One of the loveliest sequences has the kids accompanying their dad to Luna Park to ride the rickety “Big Dipper” rollercoaster, an experience that Grace recalls made him feel alive and allowed him to escape his broken body. When she shares that Percy wanted his ashes scattered from the Big Dipper, it’s a safe bet that he won’t be around long.

Given the challenge of finding foster parents for twins, the siblings are separated, with Grace sent to the Canberra home of dedicated swingers and budding nudists Ian and Narelle (both voiced by Paul Capsis) while Gilbert goes to a family of evangelical fruit farmers near Perth, headed by Ruth (Oz comedy queen Magda Szubanski) and Owen (Bernie Clifford). There’s droll local humor in the info that Canberra was named “safest city in Australia” three years in a row, clearly code for boring.

The parting of Grace and Gilbert is the movie’s emotional core, exiling them to opposite sides of a continent-wide desert and decades spent feeling the pain of their abrupt severance from an irreplaceable part of themselves.

Bullied at school for her cleft palate, Grace’s only solace is her snail collection and letters from Gilbert, who spares her from the worst of his uprooted life. But a glimmer of joy arrives when she befriends the free-spirited Pinky, so named for the finger she lost in an accident with an overhead fan while dancing in Barcelona. Dance is a passion for Pinky, who took up tap-dancing after her 80th birthday to ward off dementia and once worked as an exotic dancer in a schnitzel bar with the cheeky name of “Schnitz ‘n’ Tits.”

Puberty comes and goes leaving Grace’s virginity sadly intact, causing her to turn to romance novels and kleptomania. But love blossoms with the arrival of new neighbor Ken (Tony Armstrong), described by Grace as “more delicious than a Chiko Roll,” a vintage Australian deep-fried snack best not investigated.

Near-simultaneous news of a tragedy and a separate alarming discovery puts a crimp in Grace’s wedding plans, but the wisdom of Pinky and the assurance that even the bleakest life can contain magic wraps things up in a sweet silver lining.

One notable element here is that Grace, Gilbert and Percy until his untimely death are always reading — everything from Lord of the Flies to Catcher in the Rye, from Steinbeck to Kafka to The Diary of Anne Frank, not to mention the self-help books endorsed by Grace’s foster parents and the Bible sacred to Gilbert’s.

Those eclectic literary references are reflected in Elliot’s often chaotic storytelling, which is stuffed with descriptive incidental details, jokey asides and curious detours.  Accompanying it all is a striking score by classical composer Elena Kats-Chernin, played with gusto by the Australian Chamber Orchestra and enhanced by passages of vocalizing from soprano Jane Sheldon.

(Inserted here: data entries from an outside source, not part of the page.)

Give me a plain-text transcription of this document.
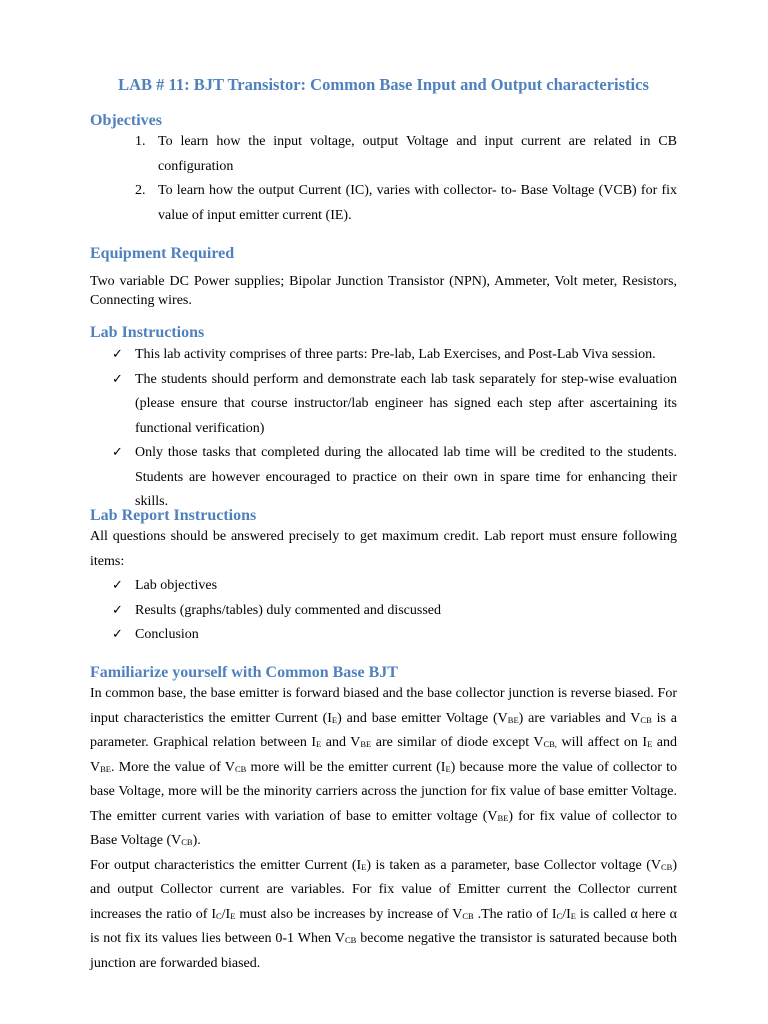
LAB # 11: BJT Transistor: Common Base Input and Output characteristics
Objectives
1. To learn how the input voltage, output Voltage and input current are related in CB configuration
2. To learn how the output Current (IC), varies with collector- to- Base Voltage (VCB) for fix value of input emitter current (IE).
Equipment Required
Two variable DC Power supplies; Bipolar Junction Transistor (NPN), Ammeter, Volt meter, Resistors, Connecting wires.
Lab Instructions
✓ This lab activity comprises of three parts: Pre-lab, Lab Exercises, and Post-Lab Viva session.
✓ The students should perform and demonstrate each lab task separately for step-wise evaluation (please ensure that course instructor/lab engineer has signed each step after ascertaining its functional verification)
✓ Only those tasks that completed during the allocated lab time will be credited to the students. Students are however encouraged to practice on their own in spare time for enhancing their skills.
Lab Report Instructions
All questions should be answered precisely to get maximum credit. Lab report must ensure following items:
✓ Lab objectives
✓ Results (graphs/tables) duly commented and discussed
✓ Conclusion
Familiarize yourself with Common Base BJT
In common base, the base emitter is forward biased and the base collector junction is reverse biased. For input characteristics the emitter Current $(I_E)$ and base emitter Voltage $(V_{BE})$ are variables and $V_{CB}$ is a parameter. Graphical relation between $I_E$ and $V_{BE}$ are similar of diode except $V_{CB,}$ will affect on $I_E$ and $V_{BE}$. More the value of $V_{CB}$ more will be the emitter current $(I_E)$ because more the value of collector to base Voltage, more will be the minority carriers across the junction for fix value of base emitter Voltage. The emitter current varies with variation of base to emitter voltage $(V_{BE})$ for fix value of collector to Base Voltage $(V_{CB})$.
For output characteristics the emitter Current $(I_E)$ is taken as a parameter, base Collector voltage $(V_{CB})$ and output Collector current are variables. For fix value of Emitter current the Collector current increases the ratio of $I_C/I_E$ must also be increases by increase of $V_{CB}$ .The ratio of $I_C/I_E$ is called α here α is not fix its values lies between 0-1 When $V_{CB}$ become negative the transistor is saturated because both junction are forwarded biased.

Voice work is excellent across the board, led by Snook, who brings sadness and defeat but also underlying warmth and resilient goodness to Grace (it’s a pleasure to hear the actor speak in her natural accent); Smit-McPhee, who inflects his dialogue with a hint of mischief that’s apt for a boy who literally plays with fire; and Weaver, tapping into her National Treasure persona with plain-spoken verve, irreverence and a wild streak undimmed by the advancing years.

Like Elliot’s earlier work, Memoir of a Snail will be an acquired taste, and the director takes longer than ideal to locate the pathos beneath the eccentricities. But the artisanal spirit and abundant creativity of the enterprise is undeniable, immersing us in a vivid world crafted from clay, wire, paper and paint, without a single frame of CG imagery.